"Three Minutes: A Lengthening" de Bianca Stigter est bien plus qu’un simple documentaire sur le cinéma. C’est une méditation poétique sur la mémoire, la perte et la puissance des images. À travers ce film, Stigter nous offre un aperçu poignant d’un monde perdu, tout en explorant combien il est possible d’apprendre à partir d’un fragment de film aussi bref. Le documentaire se déroule comme un petit miracle : une œuvre de poésie, de puissance et de grâce méditative, qui parvient à capturer le passage du temps tout en rendant hommage aux vies disparues.
Le film ne se contente pas de contenir le temps : il le décompose, le manipule et l’élargit, offrant une réflexion éloquente sur la nature éphémère et entropique du médium cinématographique. À travers un processus créatif et presque médico-légal, mais jamais sentimental, Stigter travaille à partir d’une copie numérisée du film original, portant les traces du temps sur la pellicule détériorée, et réalise exactement ce qu’elle annonce dans le sous-titre : un élargissement.
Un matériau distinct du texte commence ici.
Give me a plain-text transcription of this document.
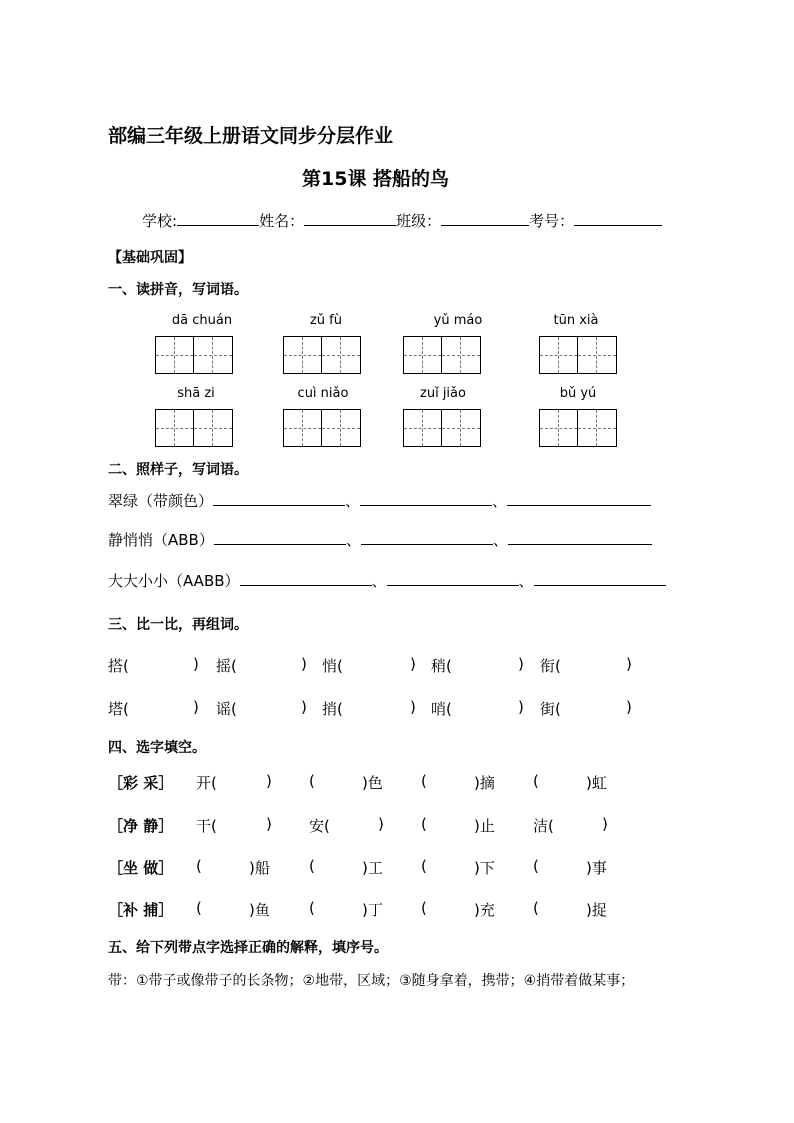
部编三年级上册语文同步分层作业
第15课 搭船的鸟
学校:	姓名：	班级：	考号：
【基础巩固】
一、读拼音，写词语。
dā chuán	zǔ fù	yǔ máo	tūn xià
shā zi	cuì niǎo	zuǐ jiǎo	bǔ yú
二、照样子，写词语。
翠绿（带颜色）	、	、
静悄悄（ABB）	、	、
大大小小（AABB）	、	、
三、比一比，再组词。
搭(	) 摇(	) 悄(	) 稍(	) 衔(	)
塔(	) 谣(	) 捎(	) 哨(	) 街(	)
四、选字填空。
［彩 采］ 开(	) (	)色	(	)摘	(	)虹
［净 静］ 干(	) 安(	) (	)止	洁(	)
［坐 做］ (	)船	(	)工	(	)下	(	)事
［补 捕］ (	)鱼	(	)丁	(	)充	(	)捉
五、给下列带点字选择正确的解释，填序号。
带：①带子或像带子的长条物；②地带，区域；③随身拿着，携带；④捎带着做某事；
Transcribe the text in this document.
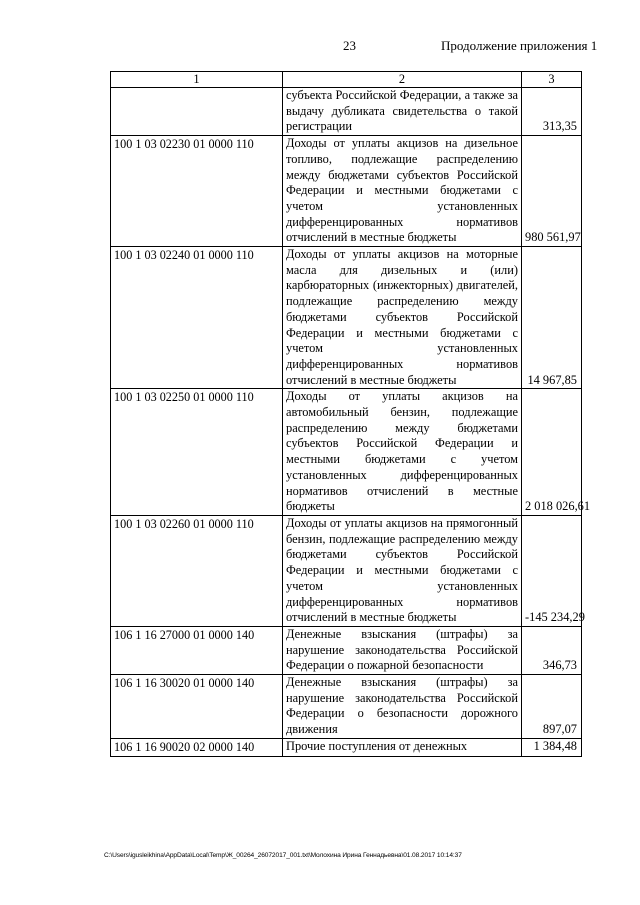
23	Продолжение приложения 1
1	2	3
	субъекта Российской Федерации, а также за выдачу дубликата свидетельства о такой регистрации	313,35
100 1 03 02230 01 0000 110	Доходы от уплаты акцизов на дизельное топливо, подлежащие распределению между бюджетами субъектов Российской Федерации и местными бюджетами с учетом установленных дифференцированных нормативов отчислений в местные бюджеты	980 561,97
100 1 03 02240 01 0000 110	Доходы от уплаты акцизов на моторные масла для дизельных и (или) карбюраторных (инжекторных) двигателей, подлежащие распределению между бюджетами субъектов Российской Федерации и местными бюджетами с учетом установленных дифференцированных нормативов отчислений в местные бюджеты	14 967,85
100 1 03 02250 01 0000 110	Доходы от уплаты акцизов на автомобильный бензин, подлежащие распределению между бюджетами субъектов Российской Федерации и местными бюджетами с учетом установленных дифференцированных нормативов отчислений в местные бюджеты	2 018 026,61
100 1 03 02260 01 0000 110	Доходы от уплаты акцизов на прямогонный бензин, подлежащие распределению между бюджетами субъектов Российской Федерации и местными бюджетами с учетом установленных дифференцированных нормативов отчислений в местные бюджеты	-145 234,29
106 1 16 27000 01 0000 140	Денежные взыскания (штрафы) за нарушение законодательства Российской Федерации о пожарной безопасности	346,73
106 1 16 30020 01 0000 140	Денежные взыскания (штрафы) за нарушение законодательства Российской Федерации о безопасности дорожного движения	897,07
106 1 16 90020 02 0000 140	Прочие поступления от денежных	1 384,48
C:\Users\igusleikhina\AppData\Local\Temp\Ж_00264_26072017_001.txt\Молохина Ирина Геннадьевна\01.08.2017 10:14:37
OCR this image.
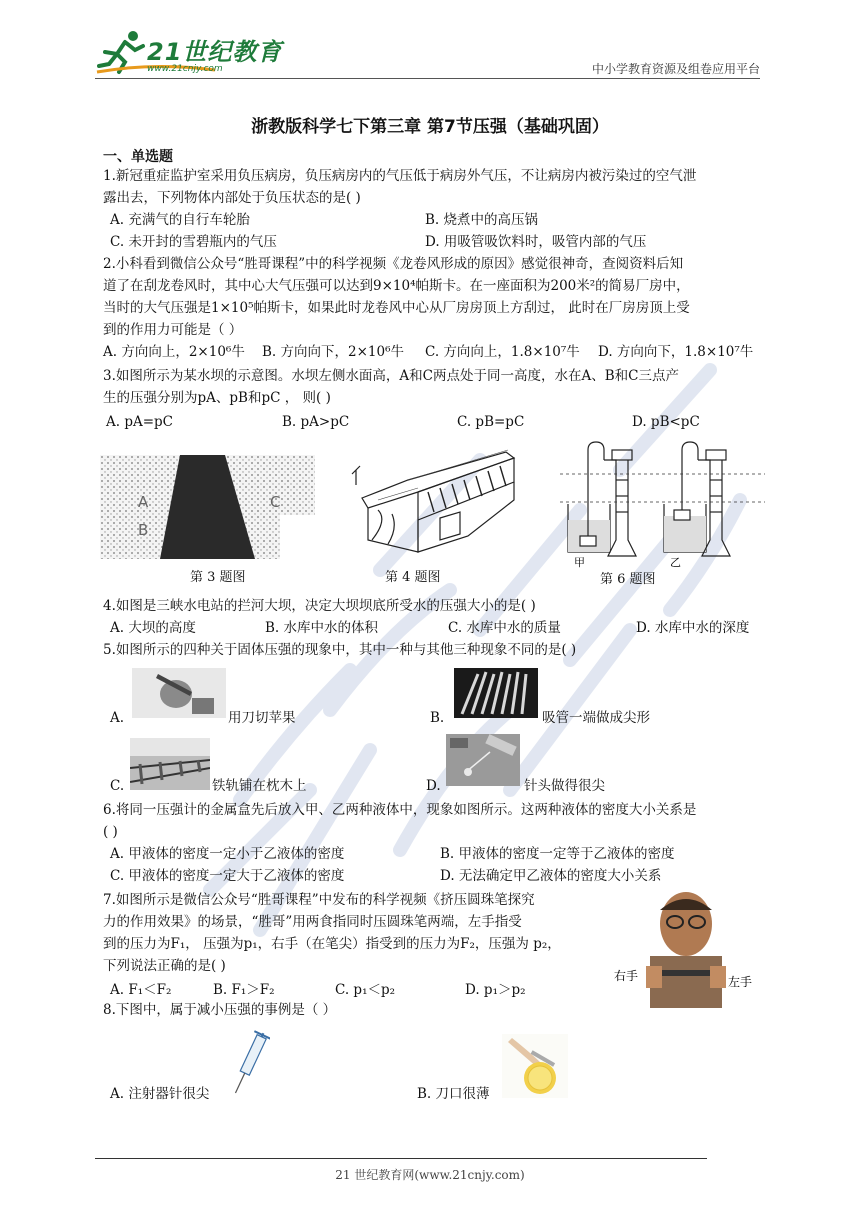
21世纪教育
www.21cnjy.com	中小学教育资源及组卷应用平台
浙教版科学七下第三章 第7节压强（基础巩固）
一、单选题
1.新冠重症监护室采用负压病房，负压病房内的气压低于病房外气压，不让病房内被污染过的空气泄
露出去，下列物体内部处于负压状态的是( )
A. 充满气的自行车轮胎	B. 烧煮中的高压锅
C. 未开封的雪碧瓶内的气压	D. 用吸管吸饮料时，吸管内部的气压
2.小科看到微信公众号“胜哥课程”中的科学视频《龙卷风形成的原因》感觉很神奇，查阅资料后知
道了在刮龙卷风时，其中心大气压强可以达到9×10⁴帕斯卡。在一座面积为200米²的简易厂房中，
当时的大气压强是1×10⁵帕斯卡，如果此时龙卷风中心从厂房房顶上方刮过， 此时在厂房房顶上受
到的作用力可能是（ ）
A. 方向向上，2×10⁶牛 B. 方向向下，2×10⁶牛 C. 方向向上，1.8×10⁷牛 D. 方向向下，1.8×10⁷牛
3.如图所示为某水坝的示意图。水坝左侧水面高，A和C两点处于同一高度，水在A、B和C三点产
生的压强分别为pA、pB和pC ， 则( )
A. pA=pC	B. pA>pC	C. pB=pC	D. pB<pC
A
B
C
第 3 题图	第 4 题图
甲	乙
第 6 题图
4.如图是三峡水电站的拦河大坝，决定大坝坝底所受水的压强大小的是( )
A. 大坝的高度	B. 水库中水的体积	C. 水库中水的质量	D. 水库中水的深度
5.如图所示的四种关于固体压强的现象中，其中一种与其他三种现象不同的是( )
A.	用刀切苹果	B.	吸管一端做成尖形
C.	铁轨铺在枕木上	D.	针头做得很尖
6.将同一压强计的金属盒先后放入甲、乙两种液体中，现象如图所示。这两种液体的密度大小关系是
( )
A. 甲液体的密度一定小于乙液体的密度	B. 甲液体的密度一定等于乙液体的密度
C. 甲液体的密度一定大于乙液体的密度	D. 无法确定甲乙液体的密度大小关系
7.如图所示是微信公众号“胜哥课程”中发布的科学视频《挤压圆珠笔探究
力的作用效果》的场景，“胜哥”用两食指同时压圆珠笔两端，左手指受
到的压力为F₁， 压强为p₁，右手（在笔尖）指受到的压力为F₂，压强为 p₂，
下列说法正确的是( )
A. F₁＜F₂	B. F₁＞F₂	C. p₁＜p₂	D. p₁＞p₂
右手	左手
8.下图中，属于减小压强的事例是（ ）
A. 注射器针很尖	B. 刀口很薄
21 世纪教育网(www.21cnjy.com)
Le documentaire de Stigter s’apparente à une enquête philosophique complexe, un instantané mémorial et un récit dévastateur des atrocités nazies. Bien plus qu'un documentaire sur l’Holocauste, "Three Minutes" est un drame d’investigation, une méditation sur l’éthique des images animées et une histoire de fantômes sur des personnes qui pourraient être oubliées si nous ne prenions pas ces images au sérieux.
Visuellement, le film joue avec le matériau d’origine : il avance, recule, fige, se décompose en filtres, se recompose comme des cartes à jouer. Mais Stigter s’engage pleinement dans cette démarche formaliste audacieuse — et le pari en vaut la peine. Même si le film se montre parfois sombre, il reste souvent d’une poésie désabusée et saisissante.
Au-delà des aspects formels, "Three Minutes" est un hommage vibrant à David Kurtz et à son grand-père, l'homme derrière la caméra dont les quelques minutes de film tournées en 1938 sont devenues une réponse puissante à ceux qui cherchaient à effacer l’existence de ces personnes. Le film se conclut par une contemplation de son paradoxe central : « L’absence dans la présence », une réflexion qui révèle l’importance de préserver les images filmées autant que l’histoire elle-même.
Même si, à 71 minutes, certaines parties du film semblent étirées, le documentaire conserve une grande partie de la puissance émotionnelle et intellectuelle du concept de Kurtz. "Three Minutes: A Lengthening" reste une œuvre incontournable, captivante de bout en bout, qui nous rappelle la valeur miraculeuse de l’image animée et la nécessité de ne jamais sous-estimer le pouvoir de ces fragments de mémoire filmée.